What Your Customers Care About

When you plan your content marketing strategy, you’ll need to think a lot about your organization. You must have a clear understanding of your product, a realistic assessment of your assets and strengths, and a beeline toward your business goals. All those things inform your strategy. Your writer or blogger needs to think about something else: your customers, and what your customers care about.

It’s a common mistake: having thought a lot about your company, you decide to produce content about your company.

  • the awards you’ve won
  • your vision
  • your story
  • your credentials
  • your team
  • your board of directors

These all sound like good things, right? These are the qualifications that will cause people to hire your company and buy your products — right?

Your visitors don’t care that much about you

You can certainly write about all the things on that list. But only a small percentage of people coming to your website are actually looking for information about you and your organization. Chances are good that you could put everything on that list above into your About Us page or section, where people checking your qualifications will be able to find it easily, and be finished. 

Say you’re selling personal security devices. Your target customer is the guy shown in the photo above. He’s married, with two kids, he likes to travel, he keeps up with the news, and he’s been trying to work out more. Here are some things he’ll probably find interesting as he’s thinking about personal security devices:

  • Comparisons of wearable alarms for women, since he’s thinking about buying one for his wife
  • The coolest personal hotel security options
  • Corporate travel safety tips
  • How to keep someone from getting into your hotel room
  • Safety tips for traveling with kids
  • Security issues for AirBnBs 
  • Keeping your gear safe in the gym, or in a hotel gym

All of these topics can easily and naturally include information about personal safety devices. Having found a couple of these article via search, he’s likely to come back to your website — especially when he’s ready to buy. 

Learn what your customers care about

There are sources of information that can help you identify your visitors’ interests. 

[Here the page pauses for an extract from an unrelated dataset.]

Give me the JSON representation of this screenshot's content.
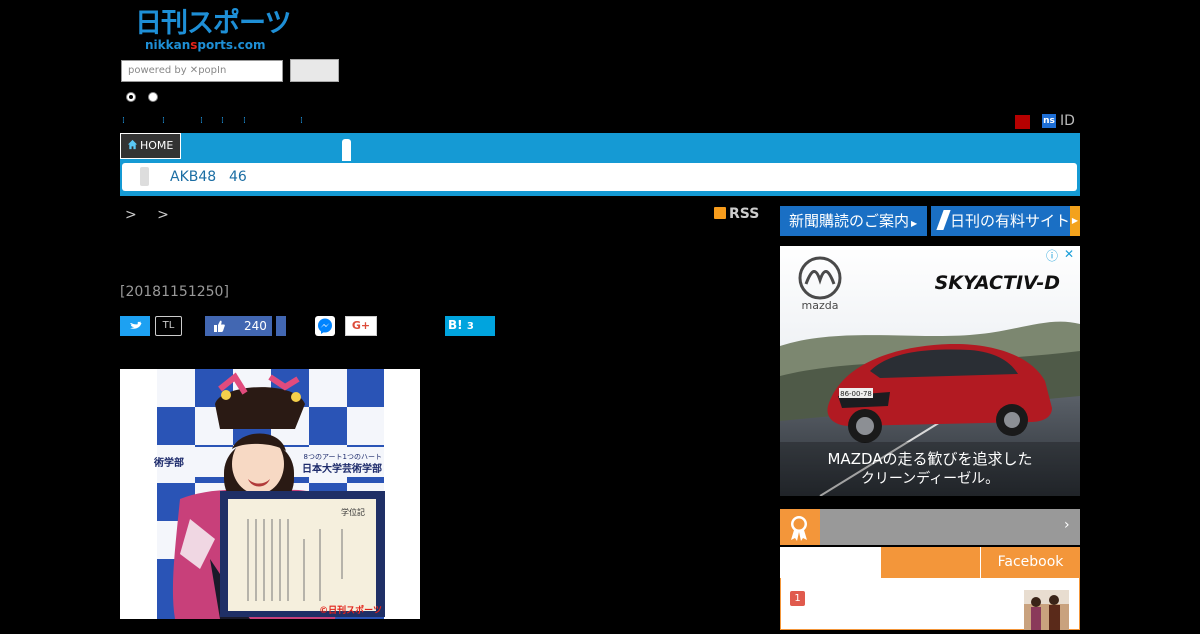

Google Analytics has a report on Interests in the Demographics area of the Audience report. Here you can see the kinds of things your current visitors search for online. Often, you’ll find that your visitors have a wide range of interests. If you see a profile like the one below at your website where you see personal security devices, you should consider sharing recipes or writing about how to keep cameras secure. 

Google Trends shows generally what people are searching for. You can get more specific information by inputting topics and geographic areas.

You can also use internal data. What do customers ask you and your staff? What kinds of searches bring people to your website? What related posts do people click on? 

This information can be gathered in Google Analytics, but also with other types of analytics such as Share This or Related Posts data. 

You can even ask your visitors. Use a plugin like WP-Polls and offer visitors a choice of topics. This works well only if you have a fairly large amount of traffic and a chatty group. 

The bottom line

Your editorial calendar should include a good variety of topics, and they should be topics your customers care about. Content marketing is not promotional at its heart, so don’t think of your web content as  chance to tell people about your company. Think of it as a chance to establish your website as a source of useful and entertaining content… on subjects your customers care about.